When constructing effective email marketing campaigns, there are certainly the basic fundamentals such as defining the exact benefit/solutions you plan to provide this niche group...never do one size fits all emails. We all know the Five W's, I'm sure.
1. Build very targeted email lists...D&B, Hoovers, Jigsaw etc, will give you a good base but are not very accurate in their algorithms. Your list of 10,000 will result in a 30 to 40% hard bounce rate; Preserve the reputation of your domain.
There are sources that provide very targeted and mostly up-to-date lists. For example, if you are targeting cardiovascular physicians, contact the AHA, American Heart Association. Many times these groups will rent or sale lists of their members.
2. Adopt a very insightful Marketing Automation/Emailing Agent and analyze derived data after every mailing. Several key metrics are:
Open Rate - Was your subject line and initial sentence enticing or stimulating?
Clicks/Page Visits - Who read your content and showed continued interest?
Specific Page Visits - Which pages did they visit? Did they hit your home page and leave? Did they visit your homepage and navigate further..maybe even to the e-commerce or registration page (very good sign of interest).
Opt Outs - How much value did you deliver?
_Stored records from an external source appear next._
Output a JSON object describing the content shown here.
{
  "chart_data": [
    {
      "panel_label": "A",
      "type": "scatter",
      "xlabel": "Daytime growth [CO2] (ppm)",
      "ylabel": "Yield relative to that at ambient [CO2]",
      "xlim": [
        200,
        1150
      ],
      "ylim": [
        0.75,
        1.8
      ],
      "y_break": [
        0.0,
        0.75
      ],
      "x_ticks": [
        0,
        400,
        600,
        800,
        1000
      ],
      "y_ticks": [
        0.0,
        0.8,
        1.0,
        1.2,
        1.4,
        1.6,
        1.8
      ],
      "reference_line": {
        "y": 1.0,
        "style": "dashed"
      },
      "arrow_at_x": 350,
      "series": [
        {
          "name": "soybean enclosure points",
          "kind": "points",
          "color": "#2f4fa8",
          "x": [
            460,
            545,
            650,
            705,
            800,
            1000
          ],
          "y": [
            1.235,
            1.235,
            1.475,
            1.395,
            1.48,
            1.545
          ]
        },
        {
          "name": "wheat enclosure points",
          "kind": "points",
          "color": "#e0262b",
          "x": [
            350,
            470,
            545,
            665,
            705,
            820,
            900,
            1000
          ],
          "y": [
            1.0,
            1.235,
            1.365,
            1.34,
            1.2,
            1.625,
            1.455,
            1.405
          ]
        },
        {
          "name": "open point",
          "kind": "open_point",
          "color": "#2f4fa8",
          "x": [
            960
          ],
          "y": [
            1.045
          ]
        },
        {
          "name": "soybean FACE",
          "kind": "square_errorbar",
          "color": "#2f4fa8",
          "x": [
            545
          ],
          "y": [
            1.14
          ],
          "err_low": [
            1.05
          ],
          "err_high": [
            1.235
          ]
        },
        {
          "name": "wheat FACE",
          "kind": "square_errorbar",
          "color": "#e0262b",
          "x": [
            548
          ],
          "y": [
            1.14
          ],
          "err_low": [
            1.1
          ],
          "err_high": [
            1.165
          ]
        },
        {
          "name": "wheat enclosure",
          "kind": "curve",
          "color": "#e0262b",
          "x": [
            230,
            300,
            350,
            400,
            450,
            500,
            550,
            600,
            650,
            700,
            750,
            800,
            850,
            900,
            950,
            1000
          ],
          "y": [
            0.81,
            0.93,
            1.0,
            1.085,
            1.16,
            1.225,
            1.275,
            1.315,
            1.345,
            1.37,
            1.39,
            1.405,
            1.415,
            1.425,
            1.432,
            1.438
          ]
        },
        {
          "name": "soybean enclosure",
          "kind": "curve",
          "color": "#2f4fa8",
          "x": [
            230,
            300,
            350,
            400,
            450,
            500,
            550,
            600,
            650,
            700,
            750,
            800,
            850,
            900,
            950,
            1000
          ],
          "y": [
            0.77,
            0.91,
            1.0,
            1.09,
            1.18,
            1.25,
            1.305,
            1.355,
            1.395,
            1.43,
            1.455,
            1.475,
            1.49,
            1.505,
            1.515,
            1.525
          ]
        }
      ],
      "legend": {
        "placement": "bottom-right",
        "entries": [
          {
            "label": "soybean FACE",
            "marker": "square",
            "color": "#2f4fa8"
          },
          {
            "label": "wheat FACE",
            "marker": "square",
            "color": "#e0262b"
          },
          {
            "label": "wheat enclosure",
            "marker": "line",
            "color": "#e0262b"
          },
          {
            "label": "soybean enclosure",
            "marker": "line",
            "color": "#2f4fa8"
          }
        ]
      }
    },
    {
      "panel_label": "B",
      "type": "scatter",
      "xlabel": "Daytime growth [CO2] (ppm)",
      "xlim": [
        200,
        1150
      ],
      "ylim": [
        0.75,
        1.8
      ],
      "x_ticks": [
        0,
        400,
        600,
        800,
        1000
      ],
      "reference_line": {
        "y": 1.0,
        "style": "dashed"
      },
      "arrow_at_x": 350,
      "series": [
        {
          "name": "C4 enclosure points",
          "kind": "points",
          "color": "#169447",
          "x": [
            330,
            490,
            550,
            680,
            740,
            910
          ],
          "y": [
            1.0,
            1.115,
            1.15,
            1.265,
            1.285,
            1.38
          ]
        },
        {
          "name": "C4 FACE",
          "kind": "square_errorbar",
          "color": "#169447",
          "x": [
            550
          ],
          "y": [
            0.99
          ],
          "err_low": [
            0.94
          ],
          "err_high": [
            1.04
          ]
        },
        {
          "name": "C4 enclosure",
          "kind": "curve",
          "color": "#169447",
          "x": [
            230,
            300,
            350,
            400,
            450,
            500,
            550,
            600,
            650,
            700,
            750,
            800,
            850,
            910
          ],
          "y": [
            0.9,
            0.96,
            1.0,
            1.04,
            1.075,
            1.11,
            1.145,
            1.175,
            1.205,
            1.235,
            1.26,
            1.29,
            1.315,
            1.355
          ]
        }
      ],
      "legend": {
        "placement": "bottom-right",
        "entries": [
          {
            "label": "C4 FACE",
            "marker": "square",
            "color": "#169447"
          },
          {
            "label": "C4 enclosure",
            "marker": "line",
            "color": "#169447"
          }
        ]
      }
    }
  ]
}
When dealing with large email campaigns, make sure to gauge the percentage of opt-outs per email. This can provide great insight to the effectiveness of your messaging.
Hard Bounces(550+ Bounce Codes) - Normally, this needs to be done once and every so often after. Once you receive this list, make sure to opt out every one of these through either your CRM or your mailing agent(they're all equipped to do so by law). If mailings result in these rates over and over, Spam agents will eventually block your IP..Not fun cleaning that mess up.
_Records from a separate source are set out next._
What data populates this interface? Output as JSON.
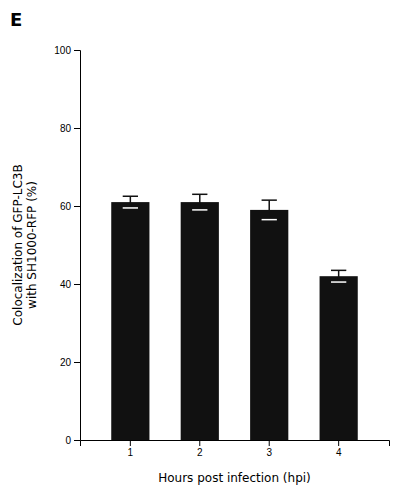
{
  "chart_data": {
    "type": "bar",
    "annotations": [
      "E"
    ],
    "xlabel": "Hours post infection (hpi)",
    "ylabel": "Colocalization of GFP-LC3B\nwith SH1000-RFP (%)",
    "categories": [
      "1",
      "2",
      "3",
      "4"
    ],
    "values": [
      61.0,
      61.0,
      59.0,
      42.0
    ],
    "errors": [
      1.5,
      2.0,
      2.5,
      1.5
    ],
    "color": "#111111",
    "ylim": [
      0,
      100
    ],
    "yticks": [
      0,
      20,
      40,
      60,
      80,
      100
    ],
    "grid": false
  }
}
Regarding effective messaging, it ultimately depends on your goal as an organization. In this question, I will be assuming that you have a revenue goal in mind.
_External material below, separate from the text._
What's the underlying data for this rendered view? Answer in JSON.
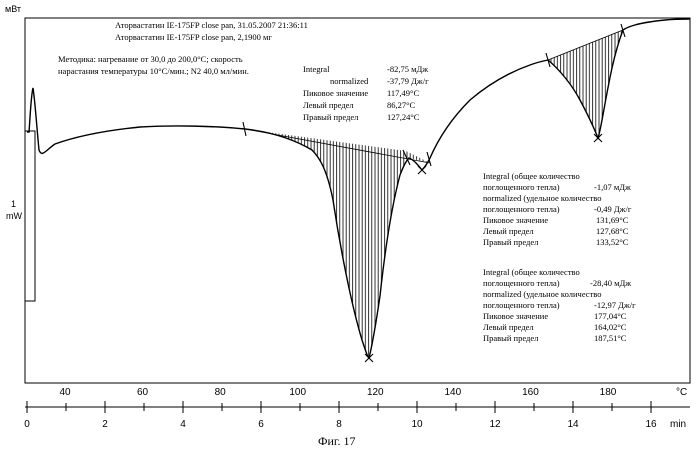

1. There is always time for drip marketing later, so if you want to receive instant gratification(appointments,revenues,etc.) from an non-opted in crowd, always introduce your first communication to your audience with a very personalized email(merge name, company name, etc)inserting this data in the content multiple times, even in the Subject Lines.
2. Provide the human element, don't make your first communication an e-newsletter. Assign a representative and give the email a very sincere feel with a human sender, email and closing. People love attention and appreciation so never give signs that they are receiving yet another mass mail.
3. Keep the email short and clean. It should be a very concise introduction to your company and value, but not a sale sheet. Spark their curiosity, not their optical fatigue. Also, avoid excessive html with graphics, bulky headers, and colored borders all over. Being non safe sender and sending bulky emails will many times result in a direct designation to spam boxes.
4. Subject Line - Change the receptient in a personalized way, "FIRST NAME, what is your current initiative," "Strategic direction for COMPANY NAME." Avoid all newspaper headers with all caps with 100 characters.."New Proven Service in the Intellectual Property Industry." Your open rates will not be desirable.
5. Call to Action - don't direct sell a service. Indicate that you have done some initial homework on the person or their company and feel that there is synergy in their goal or current initiatives and your methodology. Tell them you wish to speak with them briefly to gain understanding and LEARN MORE ABOUT THEM...NOT YOU.
6. Establish credibility/necessity and compliment them, by expressing that several of their industry(leader) peers including Company A, B, C are currently gaining value from your solutions. This is assuming that they truly are. If you fluff this, it can come back to haunt you.
Ask for an appointment and provide them possible times and dates. Always end this type of email with a question..."When could work best for you. If you don't provide direction, you will rarely see it.
This is the initial step, down the road and once opted in by your audience, you have more room to be flexible. If you are providing potential non-paying subscibers a free service or data, send them a white paper and require registration. This is a completely seperate method though.